Because, let’s face it, Not Having Regrets, along with Being Happy and Living In The Moment are three Unholy Grails of modern life.

If you don’t achieve them you are made to feel that you may as well shuffle around with the word ‘Loser’ stamped on your forehead.

But why shouldn’t we have regrets? What’s wrong with thinking ‘I really wish I hadn’t done/said/bought/ missed/attended that?’ Why do people tell us; “You always regret the things you didn’t do, more than the ones you did”? How do they know? Were they there?

I am happy to admit that unlike Frank Sinatra, not only do I have more than a few regrets, it’s almost too many to mention.

But in the spirit of encouraging everyone to break free from the regret of having regrets – here are (just) a few of mine...

I regret... spending £55 on the black cashmere sweater I felt convinced would give me a Kristin Scott Thomas-ish allure, but in fact looks no different from the nylon job my best friend Sarah bought at Primark.

I regret.. not flying with the Red Arrows when they gave me the chance, in case I got scared and cried, or, worse still, vomited on the pilot.

I regret (bitterly)... believing a word Tony Blair ever said. About anything.

I regret... painting the bedroom in the first house that I owned in penicillin pink with burgundy paintwork. I’d like to claim I was on drugs at the time but I know I wasn’t because I’ve never taken any.

I regret... not becoming Britain’s answer to Olga Korbut. Even though I wasn’t even my school’s, or, come to think of it, my own household's answer to Olga Korbut.

I regret.. not taking enough photos of my children when they were little and not having a third baby in case it turned out to be as sleepless and grumpy as the second one. Who, naturally, grew up to be Mr Delightful.

I regret... not driving to London when Nelson Mandela was staying there and not trying to shake hands with him or tell him how fantastic he is.
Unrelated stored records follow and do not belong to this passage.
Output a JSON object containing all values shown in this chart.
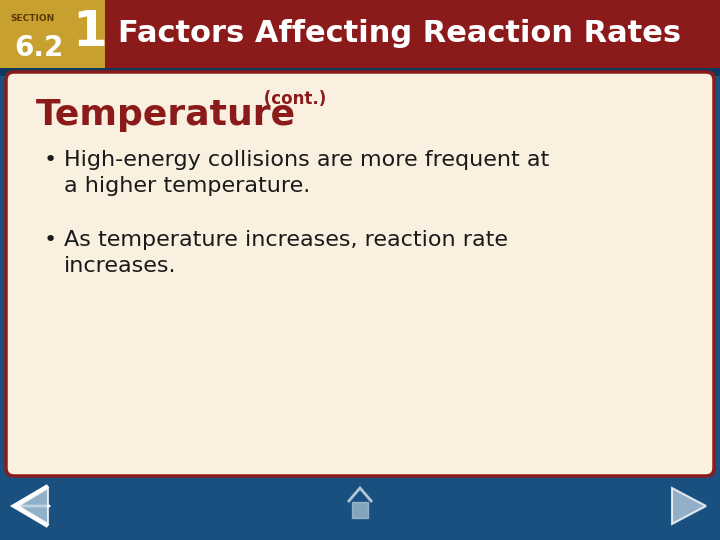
{
  "title": "Factors Affecting Reaction Rates",
  "section_label": "SECTION",
  "section_number": "1",
  "section_sub": "6.2",
  "content_title": "Temperature",
  "content_title_suffix": " (cont.)",
  "bullet1_line1": "High-energy collisions are more frequent at",
  "bullet1_line2": "a higher temperature.",
  "bullet2_line1": "As temperature increases, reaction rate",
  "bullet2_line2": "increases.",
  "header_bg_color": "#8B1A1A",
  "header_text_color": "#FFFFFF",
  "section_bg_color": "#C8A030",
  "nav_bg_color": "#1A5080",
  "content_bg_color": "#FAF0E0",
  "content_border_color": "#8B1A1A",
  "content_title_color": "#8B1A1A",
  "bullet_text_color": "#1A1A1A",
  "nav_stripe_color": "#1A5080"
}
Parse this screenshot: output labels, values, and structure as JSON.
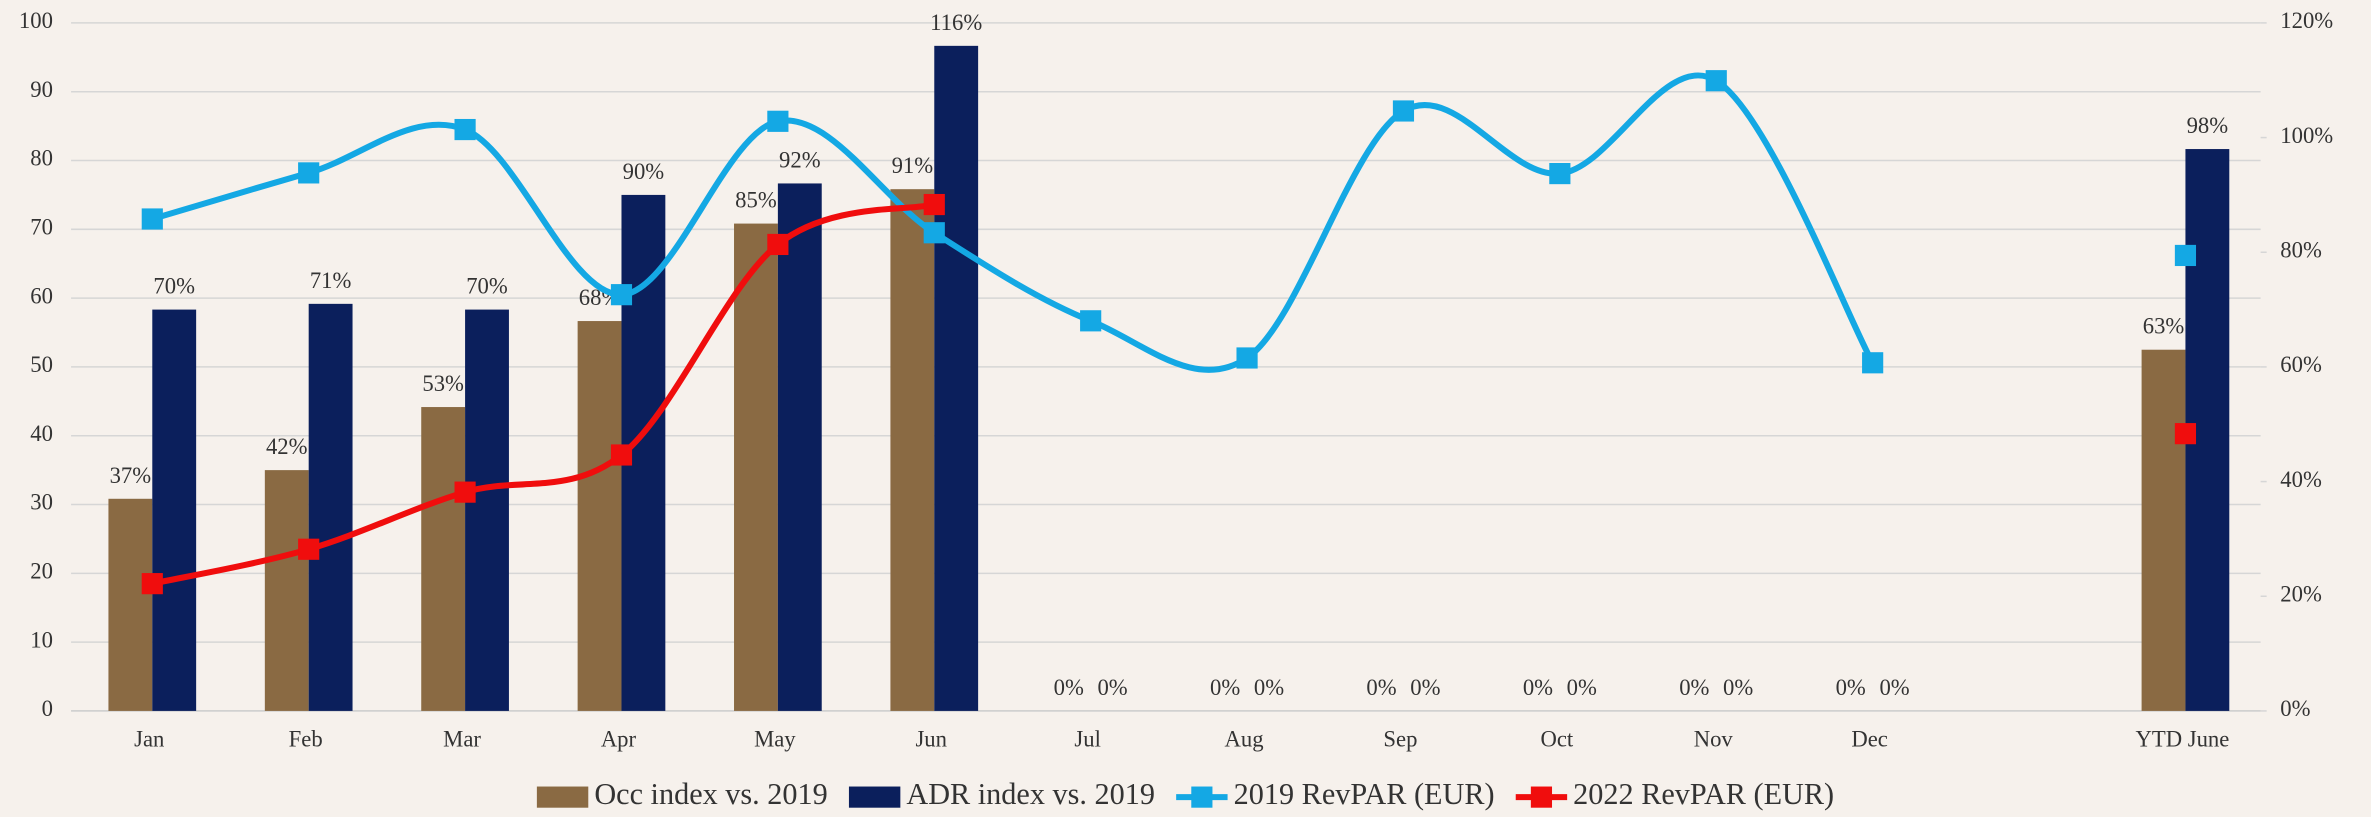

I regret.. getting my hair cut in what looked suspiciously like a mullet when I was 17 and then allowing my mum to take a photo of me sporting the Barnet of Shame.

I regret.. buying the white ski jacket which I fancied as terribly chic but actually makes me look like the Human Puffball as I hurtle across Les Trois Vallees.

I regret... giving in to my husband’s obsession with owning a vintage VW camper and then finding ourselves stranded in the Auvergne, stranded in Devon, stranded in Hampshire, stranded on the sodding driveway before we could even get away on holiday one year.

I regret... not eating more cake, Toblerone, Petit Ecolier biccies, my mum’s chocolate trifle and big bags of salt and vinegar crisps when I was a skinny minnie who never put on any weight. Nowadays I only have to consume a Fruit Pastille find myself sporting a multi-story muffin-top. Similarly, I also regret not eating enough Cadbury’s Cabana bars – I thought they’d be around forever but then the blighters pulled them.

I regret...persisting in the tragic belief that a £45 face cream can actually get rid of wrinkles when all the evidence from my own mirror is that it can’t.

I regret... all the time I’ve wasted trying to read high-brow books by literary bores like Salman Rushdie, and watching high-brow films, like the Battleship Potemkin, and listening to plays on Radio 4 which have no appreciable conclusion when I could have been reading/ watching/listening to the story tape of Precious Ramotswe and her wonderful Ladies’ Detective Agency.

So oui, je regrette quite a lot. But, like the man who never made a mistake, the woman who never regretted anything never did anything, either.